Мой бывший порок стал моей профессией. У меня есть клиентура и я процветаю. Денег это почему-то не дает, и я занимаюсь сим древним ремеслом из любви к искусству. Мама считает, что я позорю семью, и открывая дверь моей комнаты, говорит презрительно: "пишет!" Десятилетний сын тоже против: он говорит, что я совсем отбилась от рук и перестала слушаться. Я и сама хотела бросить, когда трудности профессии чуть не вогнали меня в землю - но в кромешной тьме скуки раздался такой устрашающий скрежет зубов реальности, что я тут же вернулась. Только лампа на письменном столе освещает эту тьму и надо держаться ее яркого кружочка, как наши предки держались костра.
Кроме скуки и бегства от реальности, есть еще 23 причины (недавно считала), которые, сменяясь, как загонщики, загоняют меня в работу настолько, что дальше она сама волочит меня, измывается, как хочет и лупит, как боксер грушу. Мрачность моя в такие периоды не поддается описанию потому что я по природе маловерна и легко падаю духом - поэтому я аж вздрагиваю, когда Мессией вступает осиянное колесо и выволакивает рассказ и меня к свету. Вот почему я держусь своей профессии: здесь есть и спасение, и вознесение - примерно раз в три месяца.
Когда же я вижу, как мой сын сидит и лупит на машинке свою газету ("единственная независимая на русском языке в Израиле"), а в соседней комнате моя мама, наморщив лоб, сидит и сочиняет ему для газеты статью - я понимаю, что предприятие наше наследственное, генетическое и причины гораздо глубже. Может, какой-нибудь мой предок скакал и пел хвалу Господу и теперь я должна прыгать и писать. В любом случае, начинающий графоман поступил бы разумно, если бы поинтересовался, какие письма писала его бабушка. Я теперь, кстати, пишу плохие - мне скучно.

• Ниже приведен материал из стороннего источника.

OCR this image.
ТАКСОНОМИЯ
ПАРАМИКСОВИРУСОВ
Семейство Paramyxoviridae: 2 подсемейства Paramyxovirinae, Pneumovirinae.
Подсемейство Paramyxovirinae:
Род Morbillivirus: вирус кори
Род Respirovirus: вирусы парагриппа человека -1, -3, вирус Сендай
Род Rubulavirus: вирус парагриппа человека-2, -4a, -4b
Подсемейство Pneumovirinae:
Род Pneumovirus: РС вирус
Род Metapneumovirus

И может, потому, что я теперь в родовом деле, я, наконец, уверовала в свое подсознание. До этого я вела себя, как Фома Неверующий, который после каждого чуда просил еще одного, чтобы окончательно убедиться - но когда я вложила персты в седьмое трехмерное видение, я воскликнула, как он: "Господь мой и Бог мой!" Мелкое чудо пошло таким косяком, что математические случаи рядом с ним - как солдатский паек рядом с кандидатским банкетом. Колесо вертится, будто смазанное и временами слышен даже легкий треск, как от гоночного велосипеда; вдохновениев-сдохновениев полный кошель, как мелочи в сумке у кондуктора; герои зачинаются и встают из головы, как Афина-Паллада из головы Зевса - ну прямо музыкальная картина "Рассвет над Москва-рекой", не помню, кто написал. Войска мои сейчас на голову выше меня, и когда они идут в атаку, передо мной одна задача физически выстоять. Когда я ночью, в темноте, бегаю записывать приходящие фразы, сын спрашивает сочувственно: "рассказы напали?" Они, действительно, нападают, как запой или счастливая любовь - и ставят меня в приятное положение человека, который ни ответственности за свою продукцию не несет, ни похвалы не заслуживает, если она качественная. Моя награда в другом - в блаженствах, которыми сопровождается производственный процесс. Царство Божие, действительно, внутри нас - где-то в середине головы, в районе темечка.